Trifuse: Enhancing Attention-Based GUI Grounding via Multimodal Fusion
Longhui Ma, Di Zhao, Siwei Wang, Zhao Lv, Miao Wang
TL;DR
Trifuse tackles the data-hungry problem of grounding natural language instructions to GUI elements by fusing three complementary modalities at inference: MLLM attention, OCR-derived text cues, and icon-caption semantics. Through a Consensus-SinglePeak fusion strategy, it jointly enforces cross-modal agreement while preserving modality-specific discriminative peaks, and a two-stage localization scheme enhances spatial precision on high-resolution screens without any GUI-specific fine-tuning. Extensive experiments across four grounding benchmarks show that Trifuse closes much of the gap to supervised fine-tuning and RL approaches while requiring no task-specific annotated data, with ablations confirming the value of OCR and caption cues and the effectiveness of token/head filtering and the CS fusion design. This data-efficient, modular framework demonstrates strong generalization across platforms and layouts, highlighting a practical path toward scalable GUI agents that do not depend on large GUI-grounding datasets.
Abstract
GUI grounding maps natural language instructions to the correct interface elements, serving as the perception foundation for GUI agents. Existing approaches predominantly rely on fine-tuning multimodal large language models (MLLMs) using large-scale GUI datasets to predict target element coordinates, which is data-intensive and generalizes poorly to unseen interfaces. Recent attention-based alternatives exploit localization signals in MLLMs attention mechanisms without task-specific fine-tuning, but suffer from low reliability due to the lack of explicit and complementary spatial anchors in GUI images. To address this limitation, we propose Trifuse, an attention-based grounding framework that explicitly integrates complementary spatial anchors.
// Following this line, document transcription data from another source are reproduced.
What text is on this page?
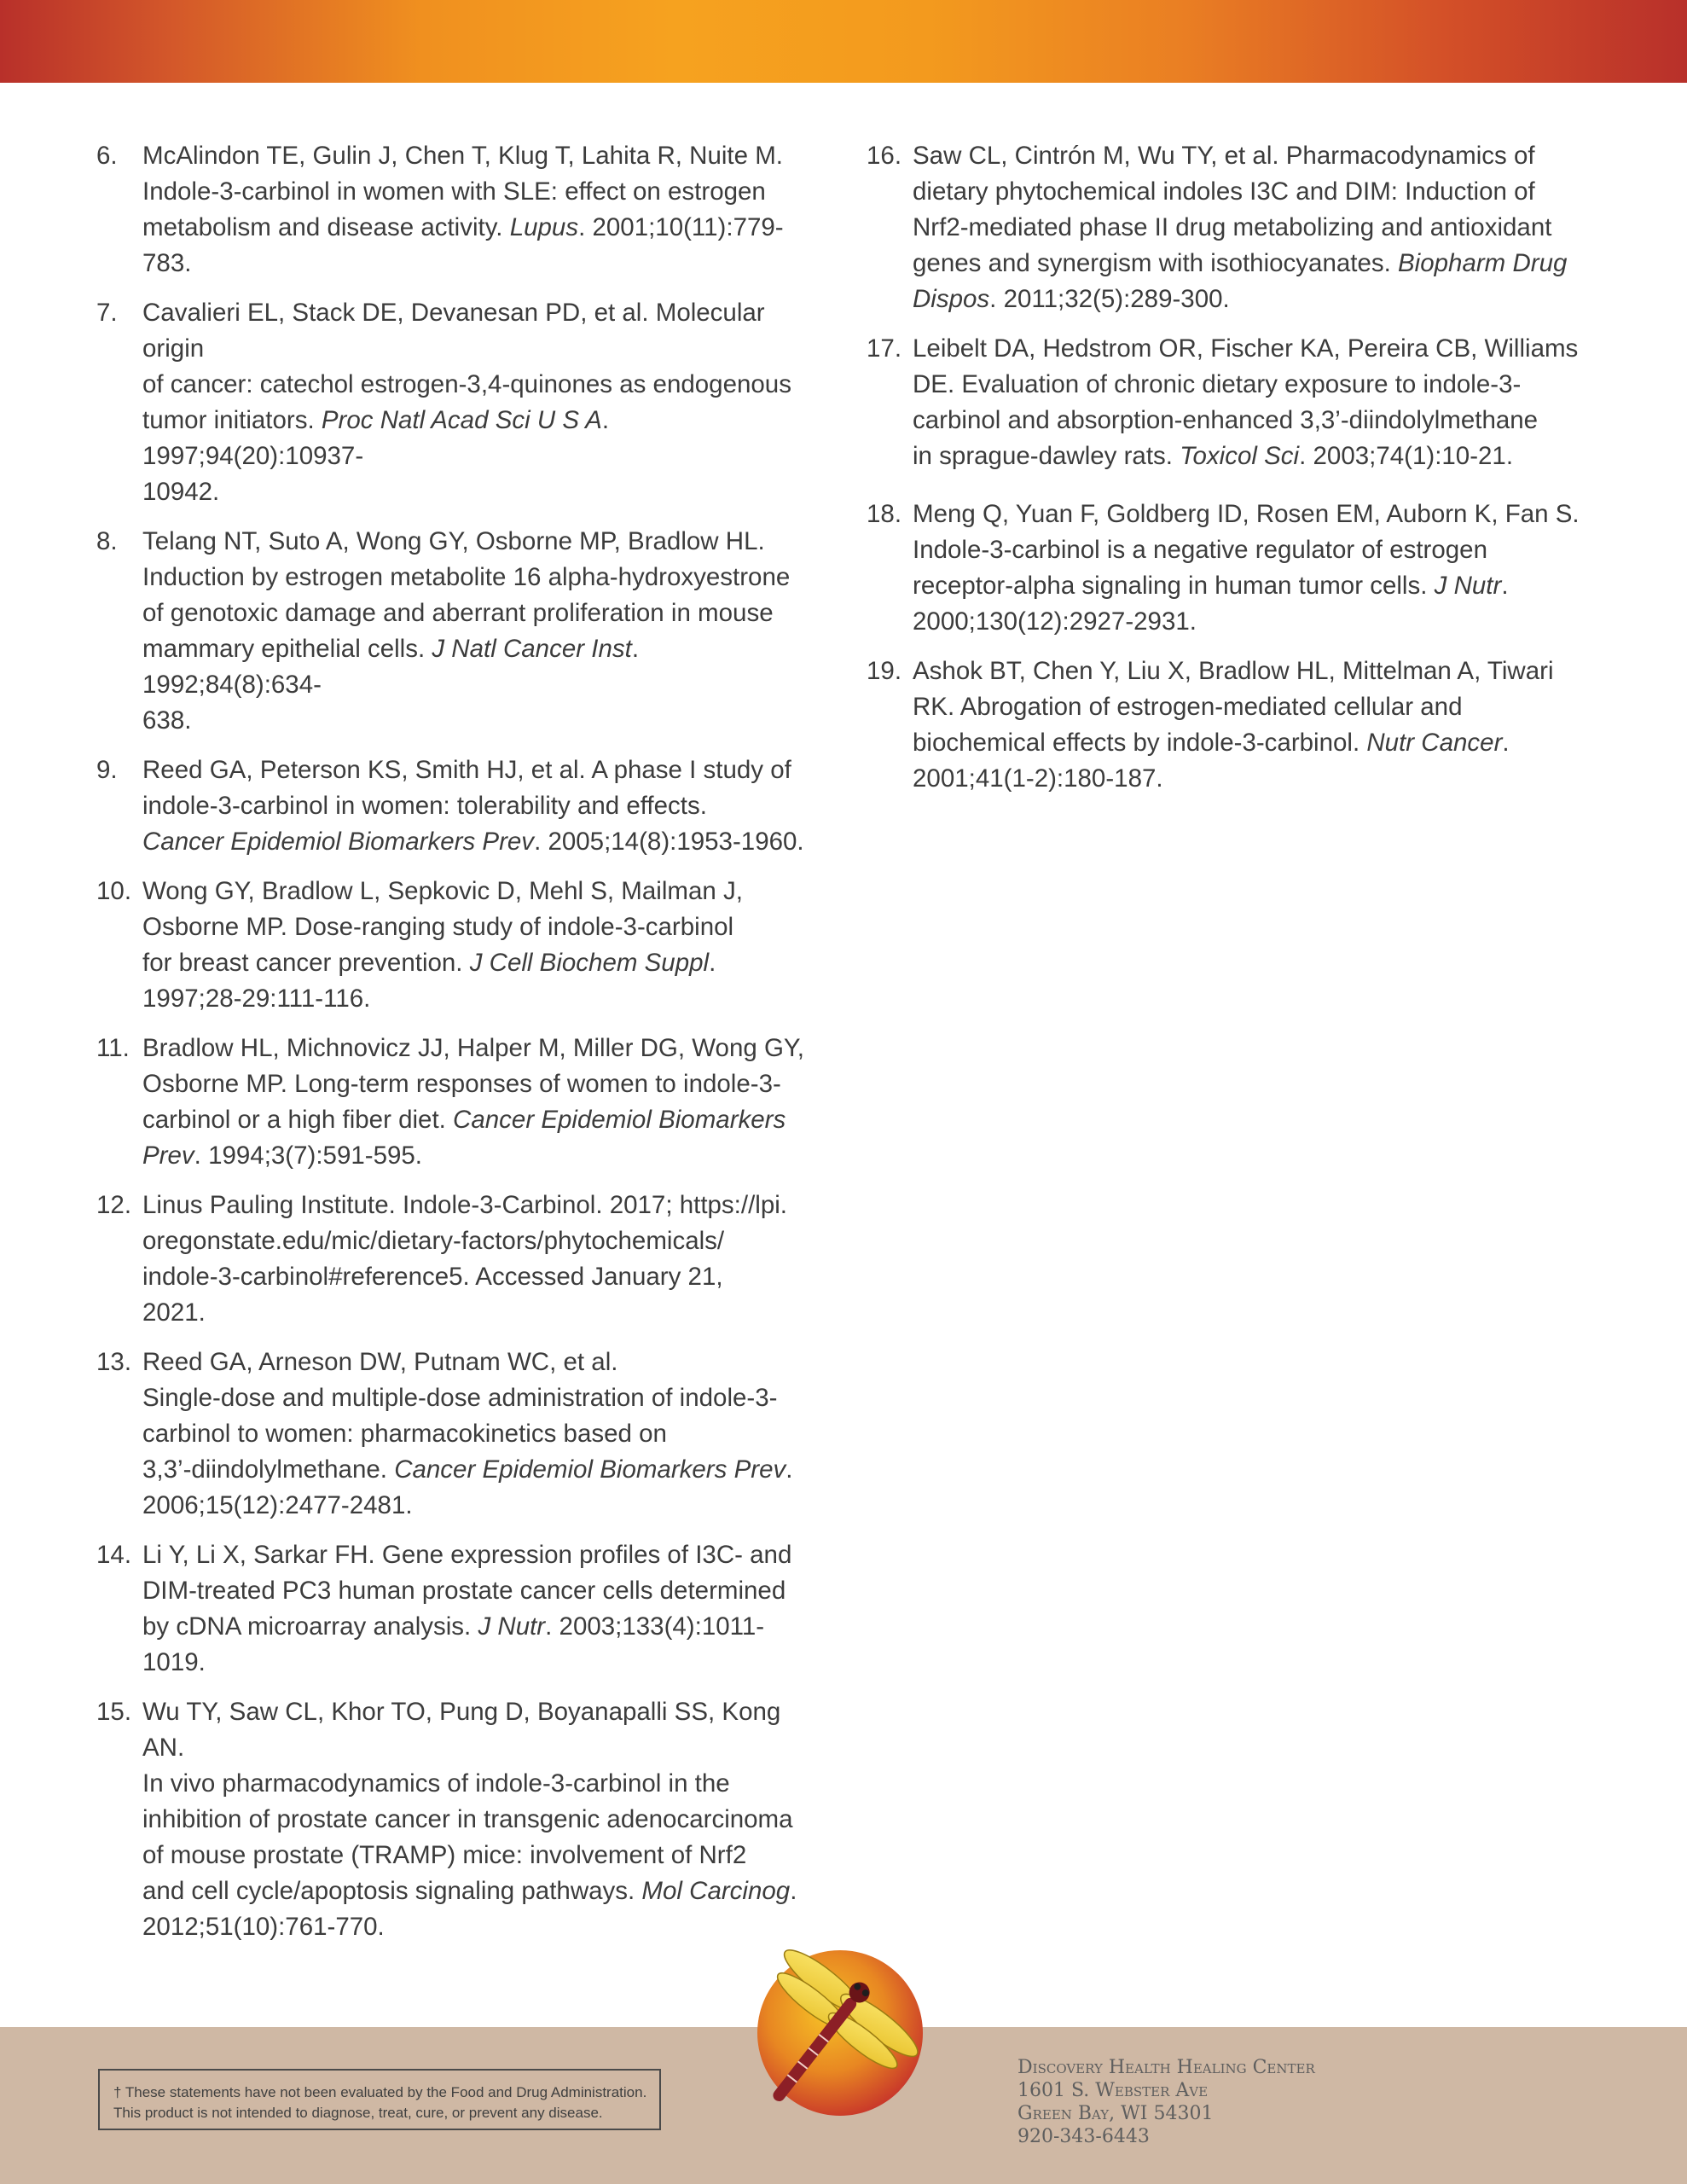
6. McAlindon TE, Gulin J, Chen T, Klug T, Lahita R, Nuite M.
Indole-3-carbinol in women with SLE: effect on estrogen
metabolism and disease activity. Lupus. 2001;10(11):779-
783.
7. Cavalieri EL, Stack DE, Devanesan PD, et al. Molecular origin
of cancer: catechol estrogen-3,4-quinones as endogenous
tumor initiators. Proc Natl Acad Sci U S A. 1997;94(20):10937-
10942.
8. Telang NT, Suto A, Wong GY, Osborne MP, Bradlow HL.
Induction by estrogen metabolite 16 alpha-hydroxyestrone
of genotoxic damage and aberrant proliferation in mouse
mammary epithelial cells. J Natl Cancer Inst. 1992;84(8):634-
638.
9. Reed GA, Peterson KS, Smith HJ, et al. A phase I study of
indole-3-carbinol in women: tolerability and effects.
Cancer Epidemiol Biomarkers Prev. 2005;14(8):1953-1960.
10. Wong GY, Bradlow L, Sepkovic D, Mehl S, Mailman J,
Osborne MP. Dose-ranging study of indole-3-carbinol
for breast cancer prevention. J Cell Biochem Suppl.
1997;28-29:111-116.
11. Bradlow HL, Michnovicz JJ, Halper M, Miller DG, Wong GY,
Osborne MP. Long-term responses of women to indole-3-
carbinol or a high fiber diet. Cancer Epidemiol Biomarkers
Prev. 1994;3(7):591-595.
12. Linus Pauling Institute. Indole-3-Carbinol. 2017; https://lpi.
oregonstate.edu/mic/dietary-factors/phytochemicals/
indole-3-carbinol#reference5. Accessed January 21,
2021.
13. Reed GA, Arneson DW, Putnam WC, et al.
Single-dose and multiple-dose administration of indole-3-
carbinol to women: pharmacokinetics based on
3,3’-diindolylmethane. Cancer Epidemiol Biomarkers Prev.
2006;15(12):2477-2481.
14. Li Y, Li X, Sarkar FH. Gene expression profiles of I3C- and
DIM-treated PC3 human prostate cancer cells determined
by cDNA microarray analysis. J Nutr. 2003;133(4):1011-
1019.
15. Wu TY, Saw CL, Khor TO, Pung D, Boyanapalli SS, Kong AN.
In vivo pharmacodynamics of indole-3-carbinol in the
inhibition of prostate cancer in transgenic adenocarcinoma
of mouse prostate (TRAMP) mice: involvement of Nrf2
and cell cycle/apoptosis signaling pathways. Mol Carcinog.
2012;51(10):761-770.
16. Saw CL, Cintrón M, Wu TY, et al. Pharmacodynamics of
dietary phytochemical indoles I3C and DIM: Induction of
Nrf2-mediated phase II drug metabolizing and antioxidant
genes and synergism with isothiocyanates. Biopharm Drug
Dispos. 2011;32(5):289-300.
17. Leibelt DA, Hedstrom OR, Fischer KA, Pereira CB, Williams
DE. Evaluation of chronic dietary exposure to indole-3-
carbinol and absorption-enhanced 3,3’-diindolylmethane
in sprague-dawley rats. Toxicol Sci. 2003;74(1):10-21.
18. Meng Q, Yuan F, Goldberg ID, Rosen EM, Auborn K, Fan S.
Indole-3-carbinol is a negative regulator of estrogen
receptor-alpha signaling in human tumor cells. J Nutr.
2000;130(12):2927-2931.
19. Ashok BT, Chen Y, Liu X, Bradlow HL, Mittelman A, Tiwari
RK. Abrogation of estrogen-mediated cellular and
biochemical effects by indole-3-carbinol. Nutr Cancer.
2001;41(1-2):180-187.
† These statements have not been evaluated by the Food and Drug Administration.
This product is not intended to diagnose, treat, cure, or prevent any disease.
Discovery Health Healing Center
1601 S. Webster Ave
Green Bay, WI 54301
920-343-6443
Trifuse integrates attention, OCR-derived textual cues, and icon-level caption semantics via a Consensus-SinglePeak (CS) fusion strategy that enforces cross-modal agreement while retaining sharp localization peaks. Extensive evaluations on four grounding benchmarks demonstrate that Trifuse achieves strong performance without task-specific fine-tuning, substantially reducing the reliance on expensive annotated data. Moreover, ablation studies reveal that incorporating OCR and caption cues consistently improves attention-based grounding performance across different backbones, highlighting its effectiveness as a general framework for GUI grounding.